CAMBIO DE GUARDIA

DE LO PÚBLICO Y LO PRIVADO

GABRIEL ALBIAC

Aquello que se paga con dinero público deja de ser vida privada. Y debe rendir cuenta de hasta el último céntimo

LA corrupción va a llevarse el sistema político español por delante. Nadie se asombre de ello. Desde 1978, la ausencia de controles fue el talón de Aquiles de un régimen constitucional muy imperfecto: el que hubiera debido servir tan sólo para salir de la dictadura; el que hubiera debido dejar paso a algo más acorde con los usos europeos, una vez que la estabilidad democrática estuvo garantizada.

No se hizo. Por un motivo humanamente demasiado comprensible. Quienes hacen y deshacen las constituciones son los políticos. Que son los principales beneficiarios de la impunidad corrupta. Habría que ser un héroe para desmantelar el modelo del que uno extrae sus privilegios. Los políticos españoles no eran héroes. No lo son. En su más alto porcentaje, eran –son– gentes sin oficio ni beneficio para llevar un tren de vida comparable a este con el que la lotería política los premia. Y estaban –están– dispuestos a matar antes que a tolerar que nada cambie.

El blindaje entre lo público y lo privado es el cimiento de las democracias. Todo lo demás son aspectos institucionales que las leyes regulan. Pero el principio sobre el que la libertad se asienta es este: entre vida privada y vida pública, la barrera es infranqueable; ni el Estado puede entrometerse en el espacio de cada uno ni ningún agente del Estado puede asentar su bienestar particular en prioridad o privilegio que le vengan de sus funciones públicas. Exactamente lo contrario de aquello sobre lo cual ha alzado su exhibicionismo obsceno esta pléyade de don nadies con coche oficial que corrompieron todo a lo largo de cuatro decenios.

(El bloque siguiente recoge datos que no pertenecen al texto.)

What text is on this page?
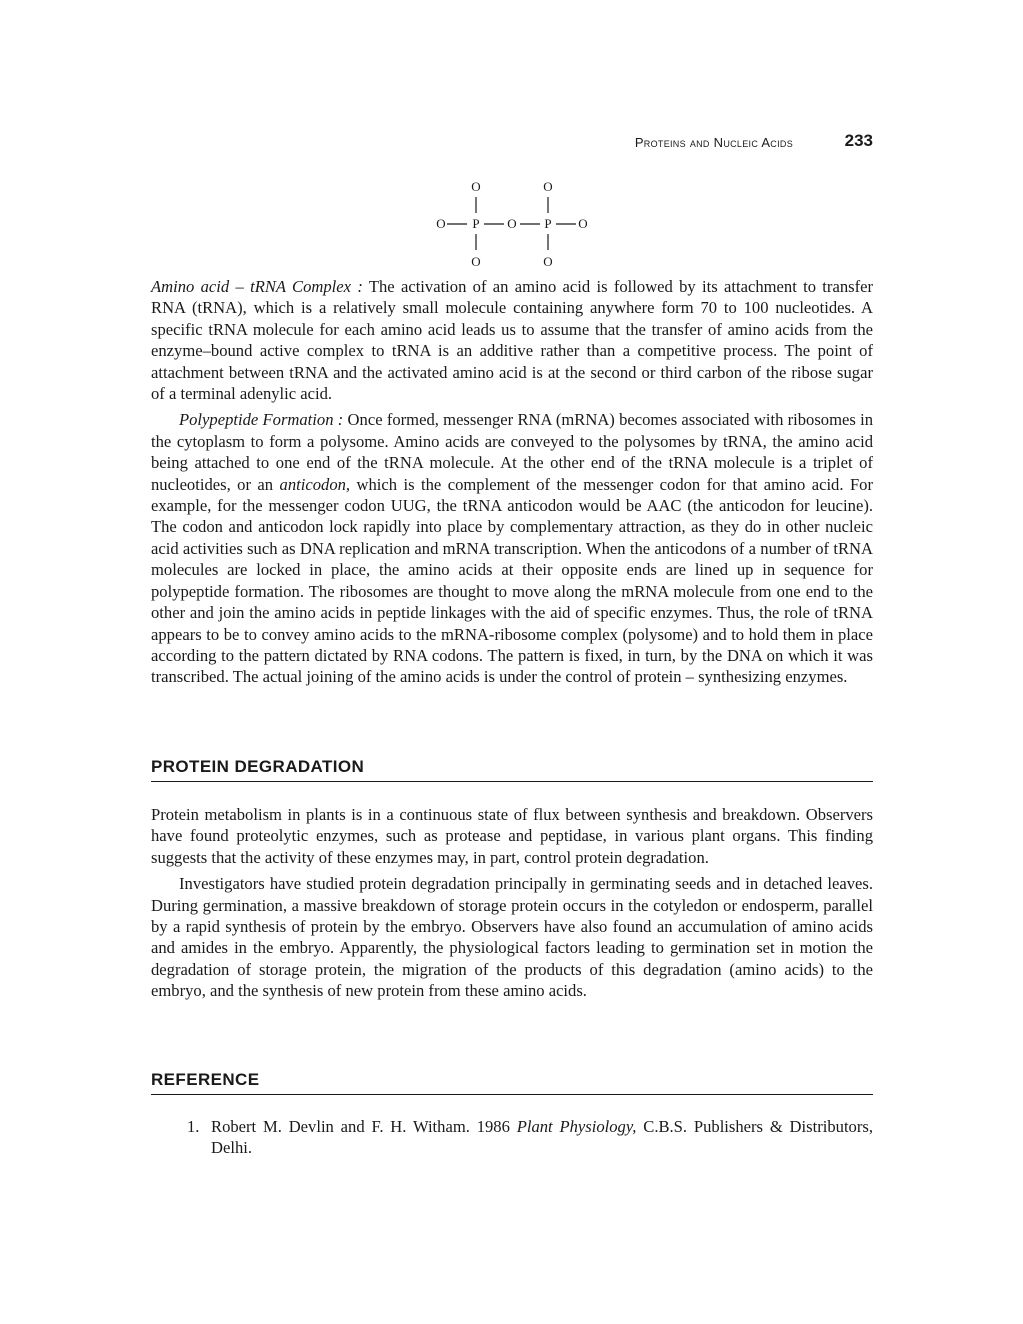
Proteins and Nucleic Acids	233
O	O
O P O P O
O	O

Amino acid – tRNA Complex : The activation of an amino acid is followed by its attachment to transfer RNA (tRNA), which is a relatively small molecule containing anywhere form 70 to 100 nucleotides. A specific tRNA molecule for each amino acid leads us to assume that the transfer of amino acids from the enzyme–bound active complex to tRNA is an additive rather than a competitive process. The point of attachment between tRNA and the activated amino acid is at the second or third carbon of the ribose sugar of a terminal adenylic acid.

Polypeptide Formation : Once formed, messenger RNA (mRNA) becomes associated with ribosomes in the cytoplasm to form a polysome. Amino acids are conveyed to the polysomes by tRNA, the amino acid being attached to one end of the tRNA molecule. At the other end of the tRNA molecule is a triplet of nucleotides, or an anticodon, which is the complement of the messenger codon for that amino acid. For example, for the messenger codon UUG, the tRNA anticodon would be AAC (the anticodon for leucine). The codon and anticodon lock rapidly into place by complementary attraction, as they do in other nucleic acid activities such as DNA replication and mRNA transcription. When the anticodons of a number of tRNA molecules are locked in place, the amino acids at their opposite ends are lined up in sequence for polypeptide formation. The ribosomes are thought to move along the mRNA molecule from one end to the other and join the amino acids in peptide linkages with the aid of specific enzymes. Thus, the role of tRNA appears to be to convey amino acids to the mRNA-ribosome complex (polysome) and to hold them in place according to the pattern dictated by RNA codons. The pattern is fixed, in turn, by the DNA on which it was transcribed. The actual joining of the amino acids is under the control of protein – synthesizing enzymes.

PROTEIN DEGRADATION

Protein metabolism in plants is in a continuous state of flux between synthesis and breakdown. Observers have found proteolytic enzymes, such as protease and peptidase, in various plant organs. This finding suggests that the activity of these enzymes may, in part, control protein degradation.

Investigators have studied protein degradation principally in germinating seeds and in detached leaves. During germination, a massive breakdown of storage protein occurs in the cotyledon or endosperm, parallel by a rapid synthesis of protein by the embryo. Observers have also found an accumulation of amino acids and amides in the embryo. Apparently, the physiological factors leading to germination set in motion the degradation of storage protein, the migration of the products of this degradation (amino acids) to the embryo, and the synthesis of new protein from these amino acids.

REFERENCE
1. Robert M. Devlin and F. H. Witham. 1986 Plant Physiology, C.B.S. Publishers & Distributors, Delhi.
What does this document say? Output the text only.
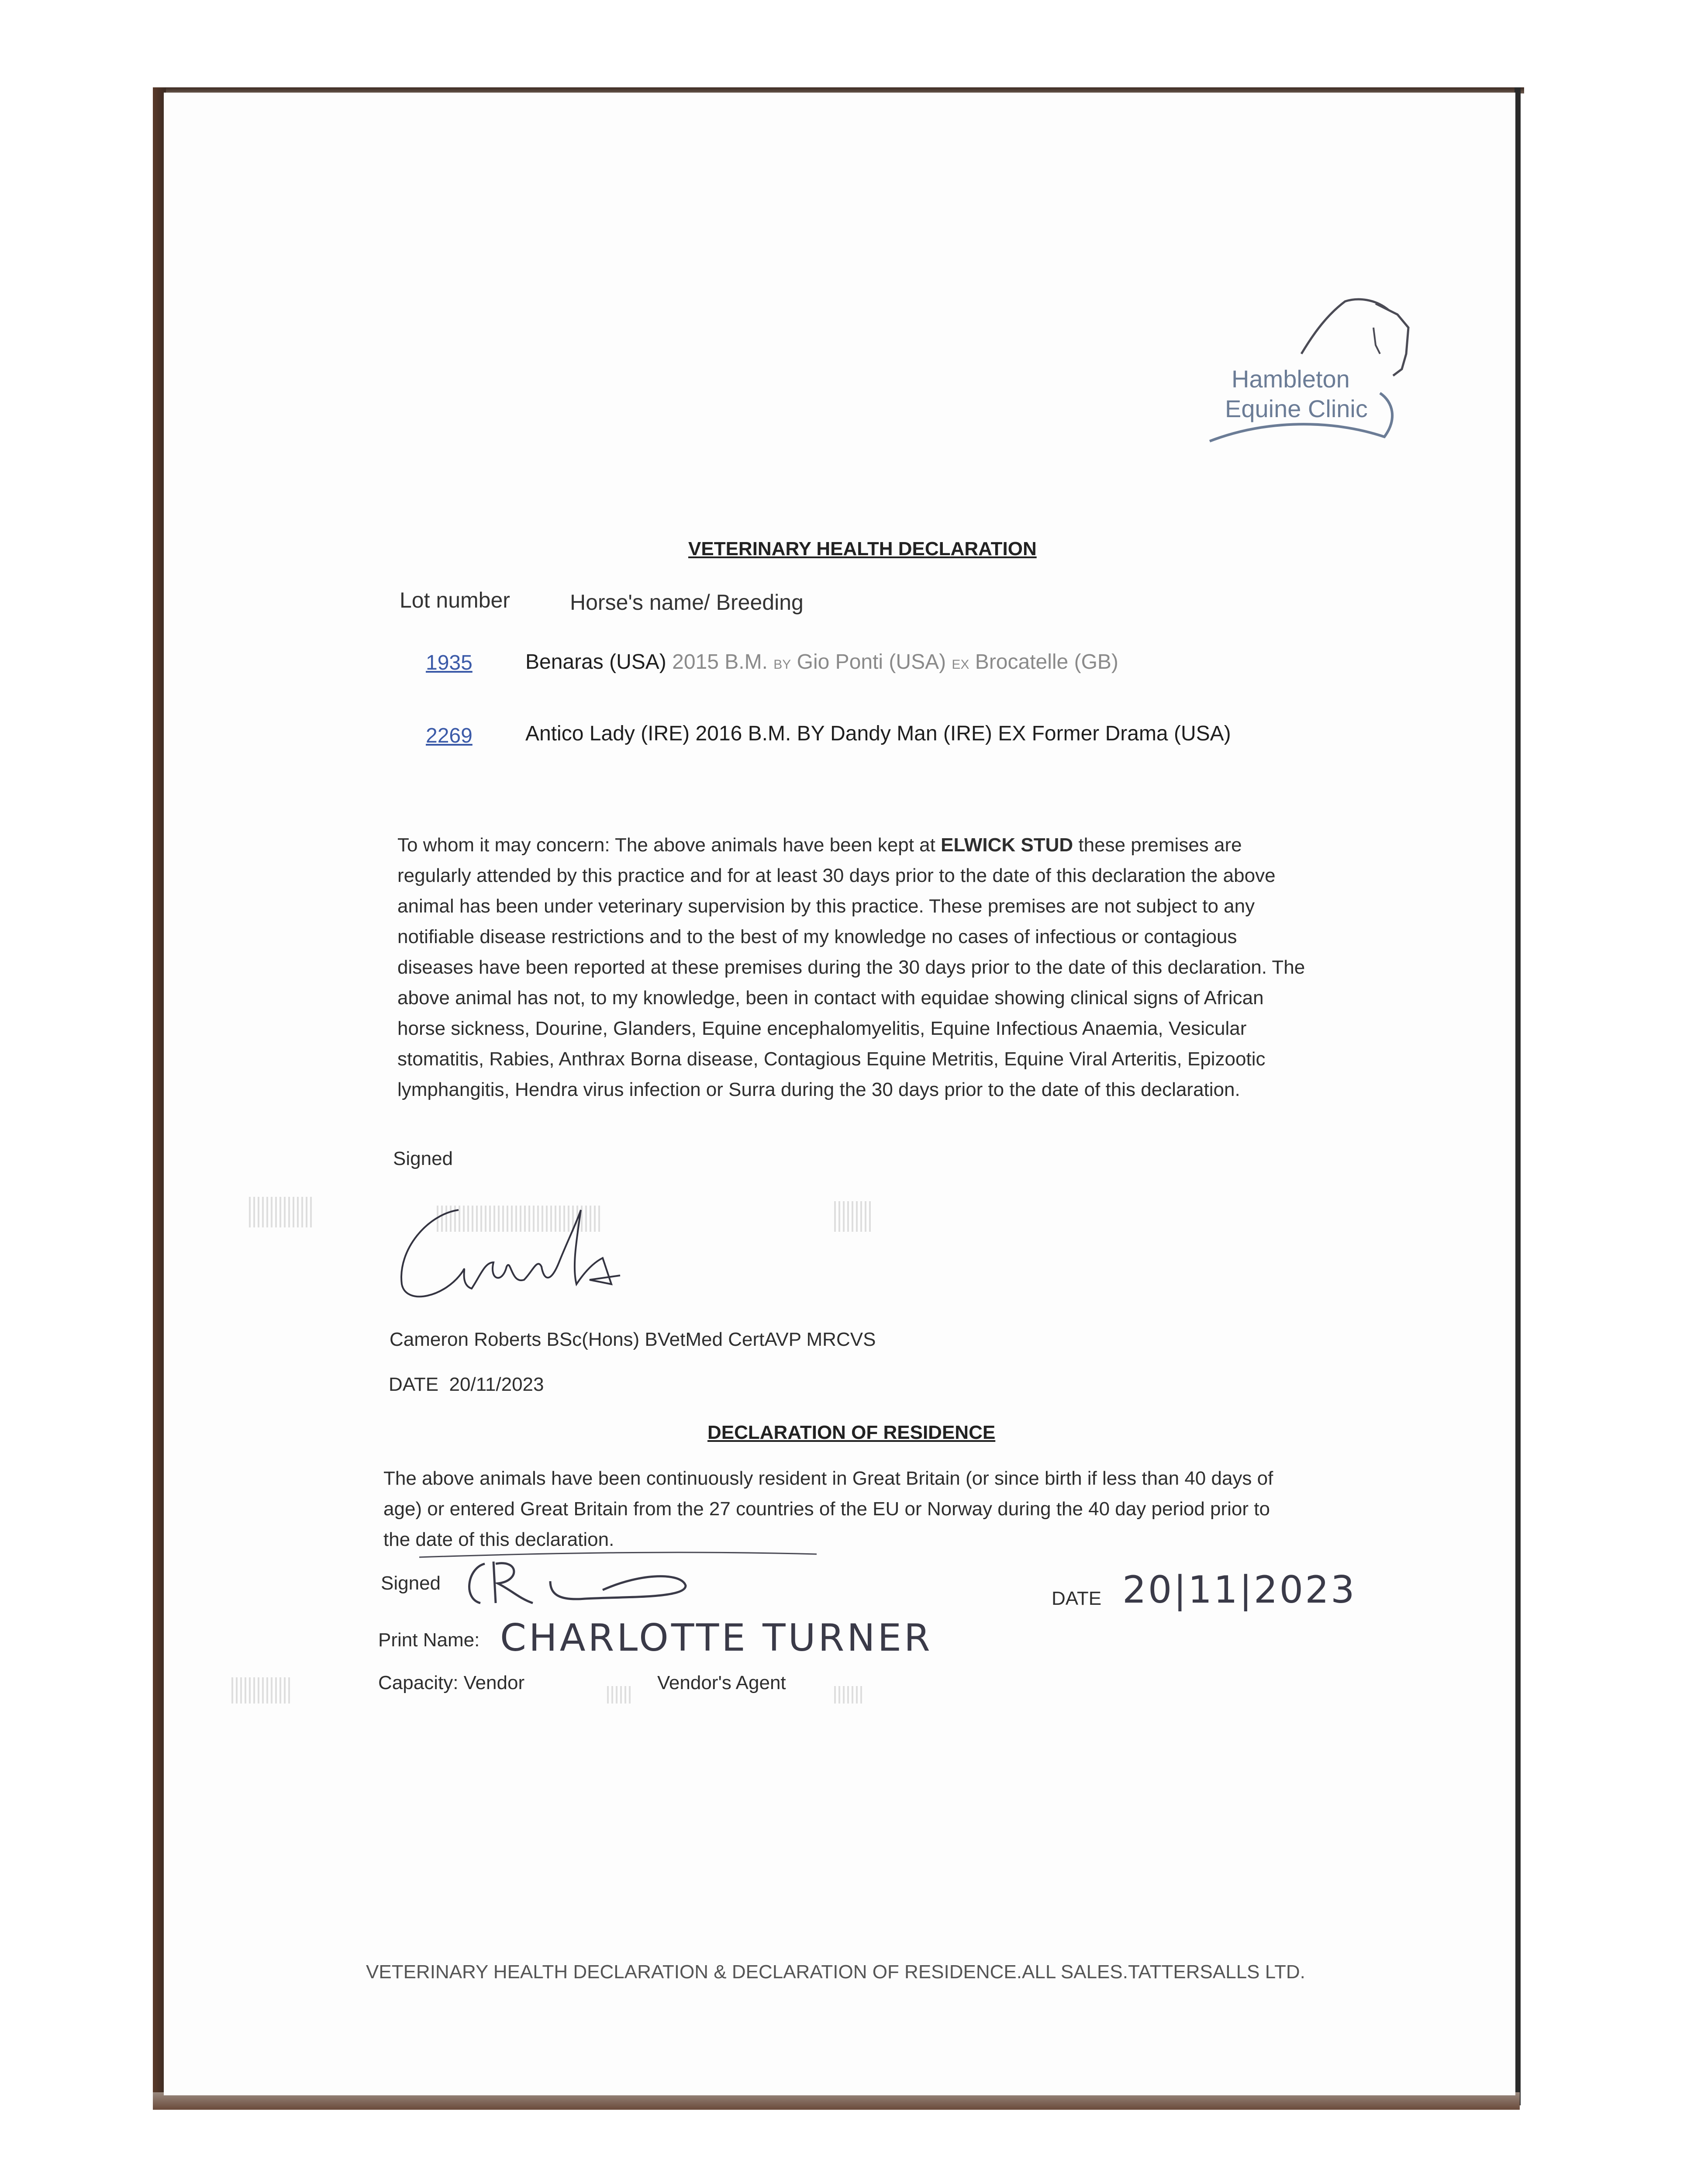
Hambleton
Equine Clinic
VETERINARY HEALTH DECLARATION
Lot number	Horse's name/ Breeding
1935	Benaras (USA) 2015 B.M. BY Gio Ponti (USA) EX Brocatelle (GB)
2269	Antico Lady (IRE) 2016 B.M. BY Dandy Man (IRE) EX Former Drama (USA)
To whom it may concern: The above animals have been kept at ELWICK STUD these premises are regularly attended by this practice and for at least 30 days prior to the date of this declaration the above animal has been under veterinary supervision by this practice. These premises are not subject to any notifiable disease restrictions and to the best of my knowledge no cases of infectious or contagious diseases have been reported at these premises during the 30 days prior to the date of this declaration. The above animal has not, to my knowledge, been in contact with equidae showing clinical signs of African horse sickness, Dourine, Glanders, Equine encephalomyelitis, Equine Infectious Anaemia, Vesicular stomatitis, Rabies, Anthrax Borna disease, Contagious Equine Metritis, Equine Viral Arteritis, Epizootic lymphangitis, Hendra virus infection or Surra during the 30 days prior to the date of this declaration.
Signed
Cameron Roberts BSc(Hons) BVetMed CertAVP MRCVS
DATE 20/11/2023
DECLARATION OF RESIDENCE
The above animals have been continuously resident in Great Britain (or since birth if less than 40 days of age) or entered Great Britain from the 27 countries of the EU or Norway during the 40 day period prior to the date of this declaration.
Signed
DATE 20|11|2023
Print Name: CHARLOTTE TURNER
Capacity: Vendor	Vendor's Agent
VETERINARY HEALTH DECLARATION & DECLARATION OF RESIDENCE.ALL SALES.TATTERSALLS LTD.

Los afectos que a alguien liguen con otro u otra alguien, y los costes viajeros que eso genere en ambos, son cosa en la que nadie –y menos el Estado– tiene una sola palabra que decir. Es vida privada. Y como tal se paga con dinero privado. Que sólo a su poseedor concierne. Aquello que se paga con dinero público deja de ser vida privada. Y debe rendir cuenta de hasta el último céntimo. Y ser transparente ante todos. Porque es dinero de todos.

No sucede así. No en España. Donde las instituciones –Parlamento y Senado, pero no sólo– están blindadas para que nadie tenga allí que dar cuentas de nada. Reducir el sumidero que succiona el dinero común a historias más o menos ridículas de alcoba es trivializar la gravedad de lo que pasa. Que uno u otro de los senadores o parlamentarios carguen gastos personales al Estado no es letal: es una sinvergonzonería de la que deben entender los tribunales. Que todos –todos– los parlamentarios y senadores posean la potestad fantástica de hacerlo y que no exista delito en ese automatismo, eso sí es la muerte de una democracia. Su mutación en plácida oligarquía pagada a costa del contribuyente.

Y esa oligarquía no tiene siquiera la decencia de explicarnos qué es lo que ha estado haciendo con nuestro dinero. Su bienestar privado se alza sobre zonas de sombras consentidas por la Hacienda pública. Y eso no es un privilegio. Es un saqueo.